Si, pour l’organisation du capital et la mobilisation qu’il suppose, « il est, à la réflexion, assez salutaire que souffrent et meurent dans la rue et sous nos yeux quelques-uns de ces insupportables oisifs[19] », il n’est pas certain que cette exclusion nécropolitique ne soit pas aussi, au bénéfice inconscient du tympan de la gauche militante/intellectuelle. Jusqu’à quel point cette exclusion fondamentale dont les sans-chez-soi sont à la fois le nom et le spectacle n’offre-t-elle pas une sanction infigurable à ceux que l’oppression subie ne conduit pas à « se mobiliser » et « à lutter » mais plutôt à cette transgression fondamentale que représente l’acte de se détruire sous nos yeux, à demeurer une altérité possiblement immobilisable et inappropriable, à ne pas être seulement de pures victimes socio-économiques d’un système opprimant mais bien des survivants allant jusqu’à s’opposer à l’amélioration de leur état ? Cette irréductibilité du phénomène SDF « à sa seule dimension socio-économique est encore soulignée par l’immense résistance au changement souvent opposée par les clochards à toute amélioration durable et structurelle de leur état[20] ». Elle génère ainsi, dans la position subjective de l’opposition politique de gauche, cet indicible qu’est l’atteinte psychique de la pauvreté quand elle touche à la possibilité même de la socialisation (sur laquelle repose la conscience de classe) : celui d’une résistance à la dignité, d’une liberté qui – à la lettre – ne s’obtient qu’en y renonçant. Pour reprendre notre vocabulaire initial, est-ce que cette résistance à la mobilisation (par les motifs de dignité, d’autonomie, de révolte, etc.) que présentent parfois les sans-chez-soi n’induit pas, dans la subjectivité des militant·e·s et des intellectuel·le·s de gauche, une sidération telle que ciels-ci préfèrent presque les abandonner à la catégorie d’une exclusion pure et dure, intouchable et indépassable, à une mort possible et, finalement, tolérable ? Et, en ce sens, ne faudrait-il pas, pour en finir avec la prétendue « fatalité » du sans-chez-soirisme, reconsidérer profondément la façon dont la gauche militante et intellectuelle construit ses altérités politiques, ses sujets mobilisables, ses fantasmes d’émancipation ?

 

  • [1] Derrida Jacques, Marges de la philosophie, Paris, Minuit, 1972, p.II.
  • [2] Ibid., p.III.
  • [3] Ibid.
  • [4] Bourdieu Pierre, « L’espace des points de vue », dans BOURDIEU, P. (Dir.), La misère du monde, Paris, Seuil, 1993, p.16.
  • [5] Ibid., p.17.
  • [6] Damon Julien, « 1. Déclin de la coercition et montée de la thématique de l’exclusion », dans La question SDF. Critique d’une action publique, Paris, Presses Universitaires de France, 2012, p.62.

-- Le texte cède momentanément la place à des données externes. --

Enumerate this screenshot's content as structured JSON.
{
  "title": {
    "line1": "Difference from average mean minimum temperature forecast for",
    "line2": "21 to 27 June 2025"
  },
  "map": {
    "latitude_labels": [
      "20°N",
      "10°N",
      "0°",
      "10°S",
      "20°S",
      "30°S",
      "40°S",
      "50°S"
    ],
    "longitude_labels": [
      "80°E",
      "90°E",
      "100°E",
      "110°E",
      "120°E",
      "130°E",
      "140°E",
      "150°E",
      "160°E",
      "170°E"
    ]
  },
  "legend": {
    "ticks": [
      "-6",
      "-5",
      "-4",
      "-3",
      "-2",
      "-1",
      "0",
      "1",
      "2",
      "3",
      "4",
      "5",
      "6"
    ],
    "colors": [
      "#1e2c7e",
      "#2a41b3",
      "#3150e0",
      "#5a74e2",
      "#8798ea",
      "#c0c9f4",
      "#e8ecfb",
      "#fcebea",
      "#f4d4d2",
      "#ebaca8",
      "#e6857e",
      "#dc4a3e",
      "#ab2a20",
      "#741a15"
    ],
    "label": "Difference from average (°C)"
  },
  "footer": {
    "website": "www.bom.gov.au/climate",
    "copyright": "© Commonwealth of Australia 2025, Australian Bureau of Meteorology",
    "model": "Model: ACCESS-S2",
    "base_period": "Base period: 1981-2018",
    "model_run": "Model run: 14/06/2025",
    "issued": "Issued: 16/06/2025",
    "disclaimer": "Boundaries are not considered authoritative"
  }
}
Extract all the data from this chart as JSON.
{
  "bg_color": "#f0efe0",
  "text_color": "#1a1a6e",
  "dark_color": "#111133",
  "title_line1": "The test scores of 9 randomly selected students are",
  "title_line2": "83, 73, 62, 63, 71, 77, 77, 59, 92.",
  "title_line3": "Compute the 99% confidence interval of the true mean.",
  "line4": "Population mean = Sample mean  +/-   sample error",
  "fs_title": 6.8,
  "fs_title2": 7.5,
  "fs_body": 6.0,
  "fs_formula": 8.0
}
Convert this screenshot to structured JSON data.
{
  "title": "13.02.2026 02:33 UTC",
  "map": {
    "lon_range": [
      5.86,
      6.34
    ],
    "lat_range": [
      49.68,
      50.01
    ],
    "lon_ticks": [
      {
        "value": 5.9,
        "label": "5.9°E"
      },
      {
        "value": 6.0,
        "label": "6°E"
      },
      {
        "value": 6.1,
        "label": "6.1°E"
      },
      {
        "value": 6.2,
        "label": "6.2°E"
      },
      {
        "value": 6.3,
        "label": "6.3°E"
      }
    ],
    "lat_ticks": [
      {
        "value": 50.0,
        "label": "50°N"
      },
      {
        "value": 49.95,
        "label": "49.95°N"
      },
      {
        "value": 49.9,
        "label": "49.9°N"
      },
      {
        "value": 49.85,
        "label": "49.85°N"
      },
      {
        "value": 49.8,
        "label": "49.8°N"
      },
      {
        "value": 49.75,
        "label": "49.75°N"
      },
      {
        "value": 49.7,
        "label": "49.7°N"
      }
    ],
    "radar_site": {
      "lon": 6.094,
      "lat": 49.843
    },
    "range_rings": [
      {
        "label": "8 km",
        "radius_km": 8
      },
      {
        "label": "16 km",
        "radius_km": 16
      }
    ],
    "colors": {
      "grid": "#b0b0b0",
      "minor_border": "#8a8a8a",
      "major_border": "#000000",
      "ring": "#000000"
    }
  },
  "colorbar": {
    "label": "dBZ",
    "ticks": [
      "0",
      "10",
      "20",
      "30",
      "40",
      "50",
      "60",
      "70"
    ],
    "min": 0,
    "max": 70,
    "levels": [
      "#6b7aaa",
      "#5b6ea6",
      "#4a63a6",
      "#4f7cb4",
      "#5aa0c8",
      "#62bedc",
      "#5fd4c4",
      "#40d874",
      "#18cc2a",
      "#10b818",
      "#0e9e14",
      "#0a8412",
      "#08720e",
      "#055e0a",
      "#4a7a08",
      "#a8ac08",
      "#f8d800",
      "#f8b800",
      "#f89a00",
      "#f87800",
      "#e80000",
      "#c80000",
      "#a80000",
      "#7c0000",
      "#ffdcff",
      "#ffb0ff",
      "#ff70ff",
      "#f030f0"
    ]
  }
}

  • [7] A la manière, par exemple, de l’éducation permanente qui, par son intérêt spécifique à travailler avec des « publics populaires », ne manque pas de s’approprier à ses fins propres ce que peut bien signifier la subjectivité « populaire ».
  • [8] Marx Karl, Engels Friedrich, Le Manifeste du parti communiste, Paris, Messidor/Éditions sociales, 1986, pp.70-71.
  • [9] Marx Karl, Les luttes de classes en France, Paris, Gallimard, 2002, p.30.
  • [10] Carlino Fabrizio, « Autonomisation de la catégorie de Lumpenproletariat et pratique de la violence », Cahiers du GRM [En ligne], 2 | 2011, §56. Mis en ligne le 05 août 2010. URL : http://journals.openedition.org/grm/245, consulté le 06 décembre 2018.
  • [11] Damon Julien, « 1. Déclin de la coercition et montée de la thématique de l’exclusion », Loc.Cit., p.29.
  • [12] Zaoui Pierre, « Le prolétariat hors la lutte ? », dans Cités, vol. 35, no. 3, 2008, p.57.
  • [13] Orwell Georges, Dans la dèche à Londres et à Paris, Paris, Ivréa, 1982, p.257.
  • [14] Goffman Erving., Stigmates. Les Usages sociaux des handicaps, Paris, Minuit, 1975, p.161.
  • [15] Declerck Patrick, Le sang nouveau est arrivé, Paris, Gallimard, 2005, pp.99-100.
  • [16] Declerck Patrick, Les naufragés, Paris, Plon, 2001, p.427.
  • [17] Declerck Patrick, Le sang nouveau est arrivé, op. cit., p.101.
  • [18] Ibid., p.102.
  • [19] Ibid., p.103.
  • [20] Declerck Patrick, Les naufragés, op. cit., p.286.